I think there are enough words about all ready. American English is difficult enough to learn without inventing new meanings for old sounds. I completely disliked the word “sheople” (sometimes spelled “sheeple)” when I first encountered it. I thought it was silly and derogatory. After spending some time at a few social networking sites, I have come to realize that the word is useful. There does seems to be many people about these sites that do not leave clues that they are thinking for themselves. Another word I encountered that I do not appreciate is the word “Staycation.” It is used to express staying home for vacation. Vacation is based on vacating, leaving, so staycation seems a little odd to me. If you are leaving your work schedule to stay home and do nothing, it is still a vacation from work. I don’t want to play nice with the prompt, but decided I should, at least, explain myself.

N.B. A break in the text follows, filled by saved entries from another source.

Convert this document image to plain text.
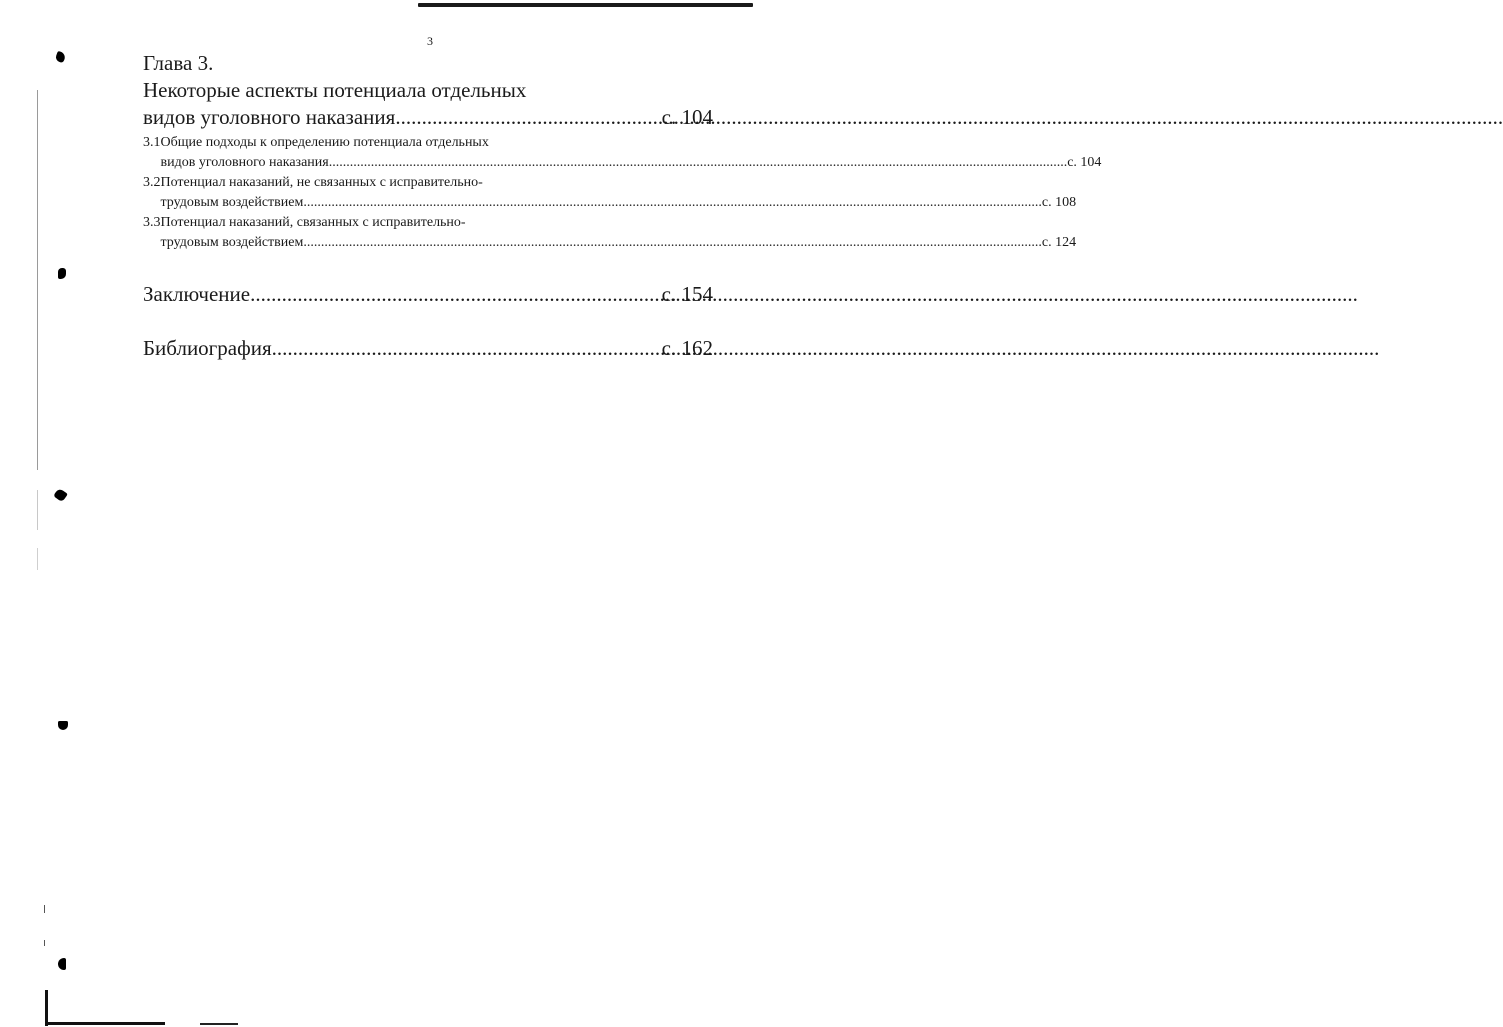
3
Глава 3.
Некоторые аспекты потенциала отдельных
видов уголовного наказания .....	с. 104
3.1 Общие подходы к определению потенциала отдельных
видов уголовного наказания .....	с. 104
3.2 Потенциал наказаний, не связанных с исправительно-
трудовым воздействием .....	с. 108
3.3 Потенциал наказаний, связанных с исправительно-
трудовым воздействием .....	с. 124
Заключение .....	с. 154
Библиография .....	с. 162
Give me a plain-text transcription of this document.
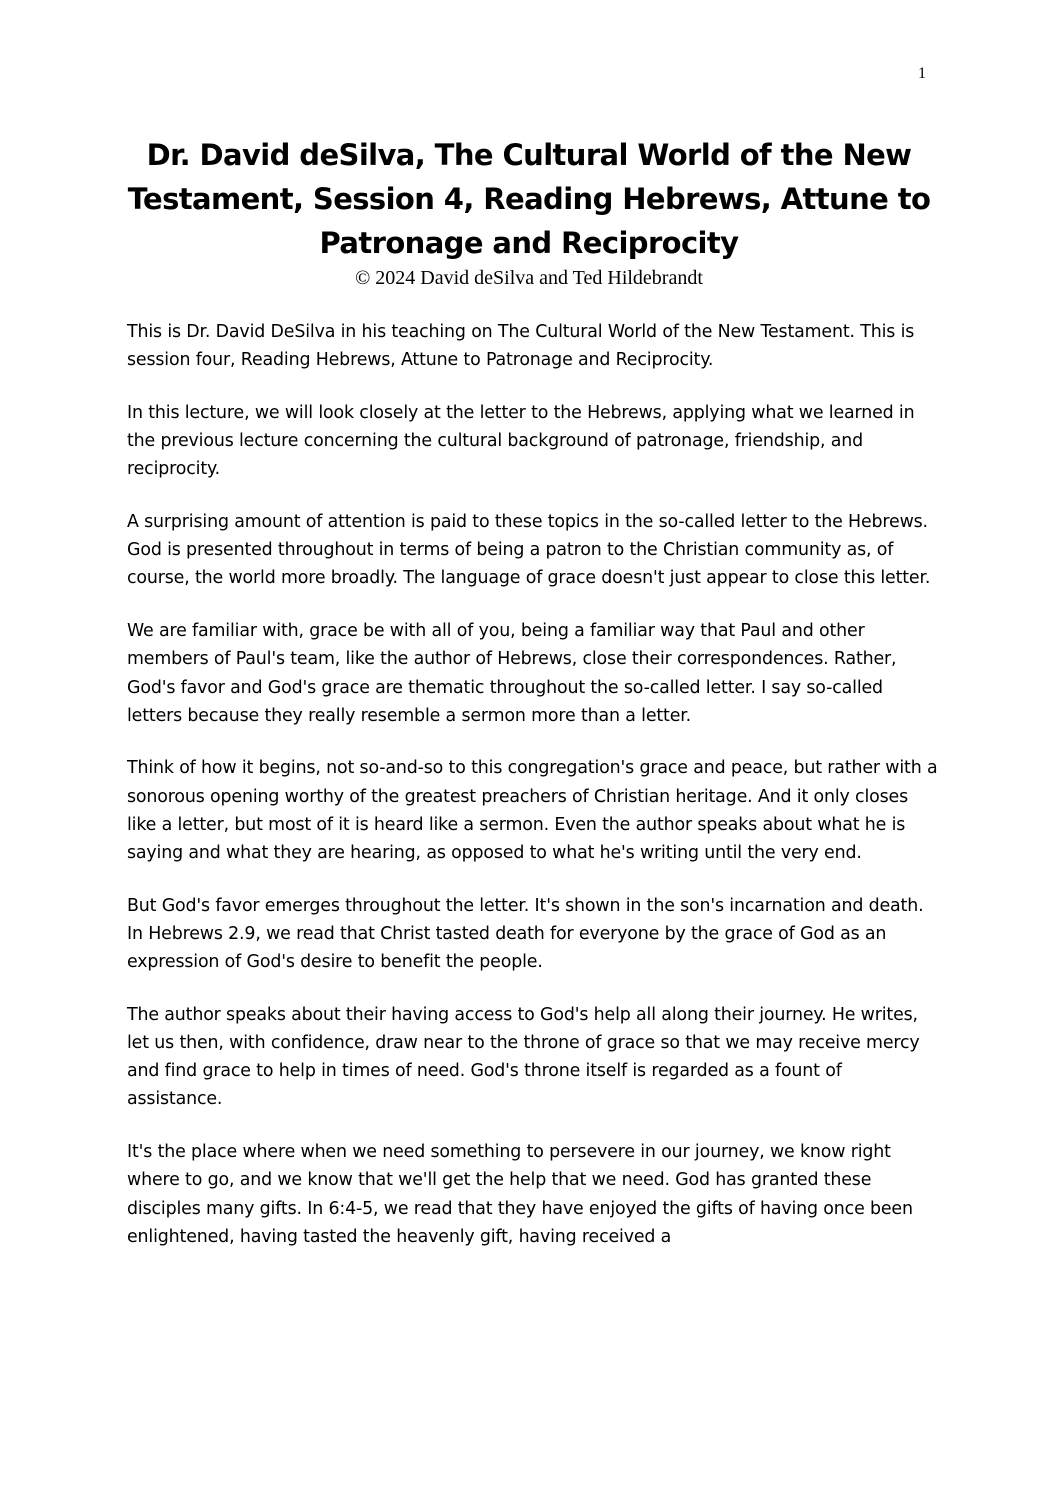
1
Dr. David deSilva, The Cultural World of the New Testament, Session 4, Reading Hebrews, Attune to Patronage and Reciprocity
© 2024 David deSilva and Ted Hildebrandt

This is Dr. David DeSilva in his teaching on The Cultural World of the New Testament. This is session four, Reading Hebrews, Attune to Patronage and Reciprocity.

In this lecture, we will look closely at the letter to the Hebrews, applying what we learned in the previous lecture concerning the cultural background of patronage, friendship, and reciprocity.

A surprising amount of attention is paid to these topics in the so-called letter to the Hebrews. God is presented throughout in terms of being a patron to the Christian community as, of course, the world more broadly. The language of grace doesn't just appear to close this letter.

We are familiar with, grace be with all of you, being a familiar way that Paul and other members of Paul's team, like the author of Hebrews, close their correspondences. Rather, God's favor and God's grace are thematic throughout the so-called letter. I say so-called letters because they really resemble a sermon more than a letter.

Think of how it begins, not so-and-so to this congregation's grace and peace, but rather with a sonorous opening worthy of the greatest preachers of Christian heritage. And it only closes like a letter, but most of it is heard like a sermon. Even the author speaks about what he is saying and what they are hearing, as opposed to what he's writing until the very end.

But God's favor emerges throughout the letter. It's shown in the son's incarnation and death. In Hebrews 2.9, we read that Christ tasted death for everyone by the grace of God as an expression of God's desire to benefit the people.

The author speaks about their having access to God's help all along their journey. He writes, let us then, with confidence, draw near to the throne of grace so that we may receive mercy and find grace to help in times of need. God's throne itself is regarded as a fount of assistance.

It's the place where when we need something to persevere in our journey, we know right where to go, and we know that we'll get the help that we need. God has granted these disciples many gifts. In 6:4-5, we read that they have enjoyed the gifts of having once been enlightened, having tasted the heavenly gift, having received a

My grasp of the American English language is not good. In my world, grammar is a form of torture. I am inflicted too often with the form of torture called”: spellevasion. Spellevasion is a situation where the correct spelling of a word evades your every attempt to find it. I can’t even get the spelling close enough for my Spellchecker to form a guess. How bad is that? It’s very fusstrating (Fusstrating is the act of being fusstrated. Fusstrate is the result of being attacked by spellevasion. One gets so frustrated that they keep fussing over it rather than leave it go or choose a different word.) The other issue I have is called: defelusion. This is what happens when I am trying to decide which word better defines what I am trying to say: like affect and effect. I can spell these words, but I always fuss about which one is needed. Since I am in no position to make up words that I probably will spell wrong anyway, I will leave this challenge to those with a better understanding of the language.
I read a few entertaining posts, like DarkStartBurning’s post: Word-mangling like a boss. That was incredibly funny, had to share the link.